Preservação da Harmonia do Microbioma Cutâneo

     Da mesma forma que cada indivíduo tem uma impressão digital diferente, as pessoas possuem seus próprios microbiomas, que são formados pela reunião da comunidade de micróbios que as habita. Esses micróbios atuam como uma tropa de defesa. A microflora que habita nossa pele, por exemplo, é responsável por manter sua saúde restaurando sua imunidade e sua comunicação com o sistema linfático.¹

     Porém, na área de cuidado pessoal, a destruição indiscriminada do microbioma, o que muitas vezes ocorre por causa dos preservantes tradicionais, pode, não intencionalmente, alterar o florescente ecossistema formado pelo microbioma da pele. Neste estudo, como alternativa, foram estudados peptídeos antimicrobianos em relação aos seus efeitos sobre as espécies microbianas da pele.

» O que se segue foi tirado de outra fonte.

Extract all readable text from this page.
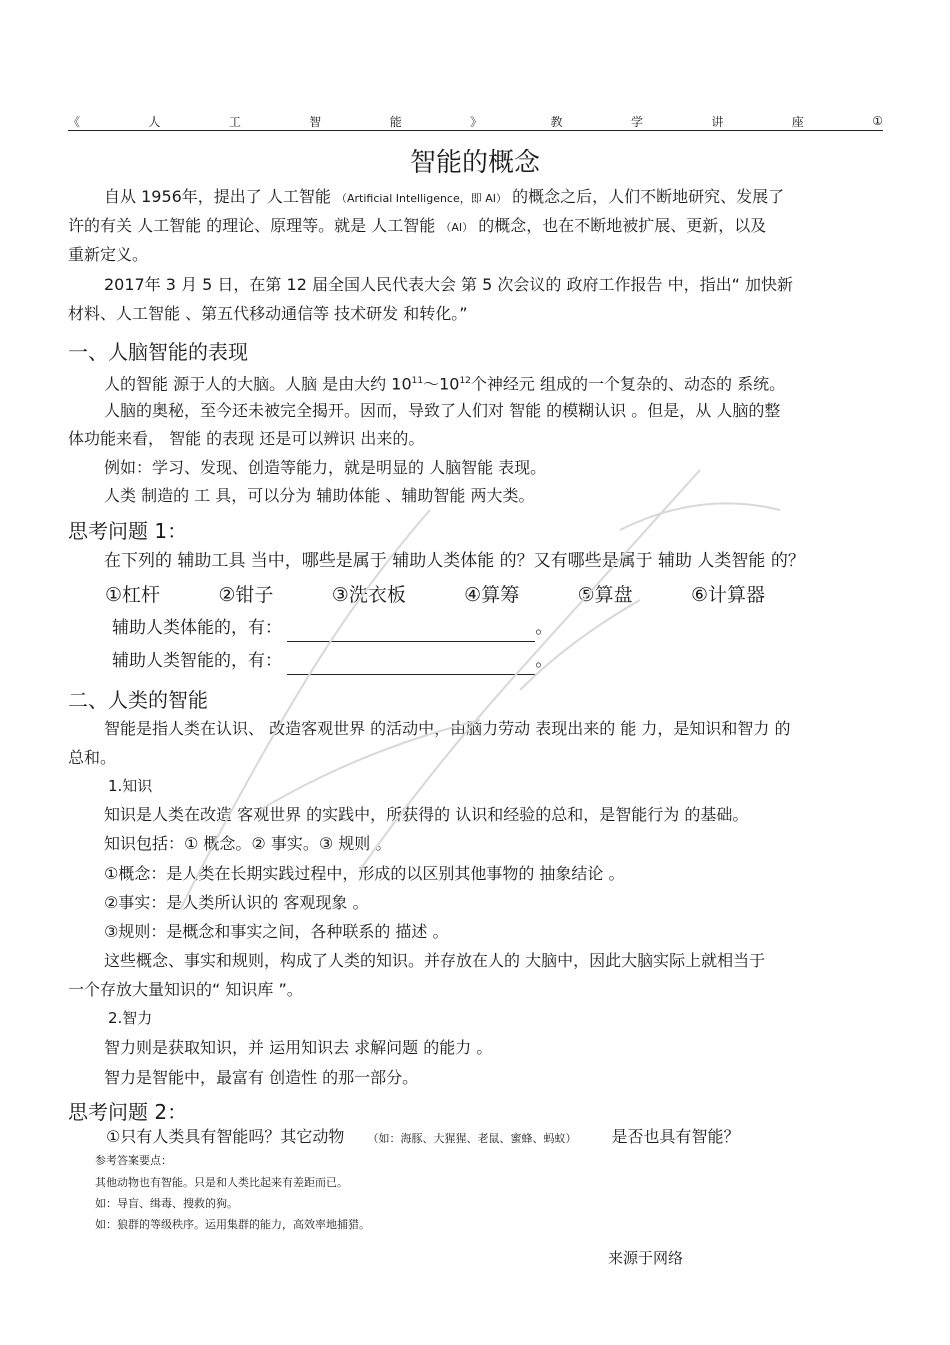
《	人	工	智	能	》	教	学	讲	座	①
智能的概念
自从 1956年，提出了 人工智能 （Artificial Intelligence，即 AI） 的概念之后，人们不断地研究、发展了
许的有关 人工智能 的理论、原理等。就是 人工智能 （AI） 的概念，也在不断地被扩展、更新，以及
重新定义。
2017年 3 月 5 日，在第 12 届全国人民代表大会 第 5 次会议的 政府工作报告 中，指出“ 加快新
材料、人工智能 、第五代移动通信等 技术研发 和转化。”
一、人脑智能的表现
人的智能 源于人的大脑。人脑 是由大约 $10^{11}\sim 10^{12}$个神经元 组成的一个复杂的、动态的 系统。
人脑的奥秘，至今还未被完全揭开。因而，导致了人们对 智能 的模糊认识 。但是，从 人脑的整
体功能来看， 智能 的表现 还是可以辨识 出来的。
例如：学习、发现、创造等能力，就是明显的 人脑智能 表现。
人类 制造的 工 具，可以分为 辅助体能 、辅助智能 两大类。
思考问题 1：
在下列的 辅助工具 当中，哪些是属于 辅助人类体能 的？又有哪些是属于 辅助 人类智能 的？
①杠杆	②钳子	③洗衣板	④算筹	⑤算盘	⑥计算器
辅助人类体能的，有：	。
辅助人类智能的，有：	。
二、人类的智能
智能是指人类在认识、 改造客观世界 的活动中，由脑力劳动 表现出来的 能 力，是知识和智力 的
总和。
1.知识
知识是人类在改造 客观世界 的实践中，所获得的 认识和经验的总和，是智能行为 的基础。
知识包括：① 概念。② 事实。③ 规则 。
①概念：是人类在长期实践过程中，形成的以区别其他事物的 抽象结论 。
②事实：是人类所认识的 客观现象 。
③规则：是概念和事实之间，各种联系的 描述 。
这些概念、事实和规则，构成了人类的知识。并存放在人的 大脑中，因此大脑实际上就相当于
一个存放大量知识的“ 知识库 ”。
2.智力
智力则是获取知识，并 运用知识去 求解问题 的能力 。
智力是智能中，最富有 创造性 的那一部分。
思考问题 2：
①只有人类具有智能吗？其它动物 （如：海豚、大猩猩、老鼠、蜜蜂、蚂蚁） 是否也具有智能？
参考答案要点：
其他动物也有智能。只是和人类比起来有差距而已。
如：导盲、缉毒、搜救的狗。
如：狼群的等级秩序。运用集群的能力，高效率地捕猎。
来源于网络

     Sobre esse tema, uma recente pesquisa que analisou a atividade da enzima histona deacetilase (HDAC) concluiu que alguns antimicrobianos naturais conseguem destruir bactérias patogênicas, ao mesmo tempo que mantêm as bactérias que habitam a microflora da pele, dando suporte ao equilíbrio do microbioma e promovendo a saúde geral da pele. Por isso, a expressão da HDAC foi usada como indicador para comparar os efeitos de biocidas tradicionais sobre o microbioma da pele com antimicrobianos naturais.

    Na verdade, a aplicação de antimicrobianos tópicos alterou os níveis da expressão de HDAC e reduziu a população do microbioma. Embora essa pesquisa tenha sugerido que a HDAC é o canal de comunicação entre a microflora e a pele, o mensageiro do “bate-papo” microbiano ainda não foi determinado.

    Como demonstraremos, foi feita uma abordagem tradicional para analisar os efeitos em espécies do microbioma da pele. Especificamente, os efeitos foram avaliados com a aplicação de três peptídeos antimicrobianos: o fermento filtrado da raiz de Leuconostoc, o fermento Lactobacillus, e o ingrediente de denominação INCI: Lactobacillus (and) Cocos nucifera (coconut) fruit extract. Esses agentes foram comparados com um controle negativo (água) e com um controle positivo (triclosan). A população do microbioma foi determinada por extração do DNA, amplificação e do sequenciamento do 16S RNA ribossômico (rRNA), por reação em cadeia da polimerase (PCR).

    Neste trabalho, foi usado um enfoque menos convencional, tendo em vista o tamanho do painel e a avaliação feita durante o estudo. Embora grandes painéis de sujeitos permitam o reconhecimento de tendências entre eles, porque é considerada a individualidade de cada microbioma, seria difícil estabelecer tendências dentro de um mesmo grupo de sujeitos. O exame das dobras nasolabiais de cada sujeito pode isolar a localização geográfica do microbioma, embora a variação da microflora de pessoa para pessoa ainda seja incontrolável. Assim, padrões da alteração microbiana de cada sujeito do teste foram avaliados individualmente.

    Para entender a significância deste estudo, primeiramente é fundamental conhecer alguns dos microrganismos comuns que são comumente encontrados na pele e o método de identificação bacteriana utilizado para a identificação.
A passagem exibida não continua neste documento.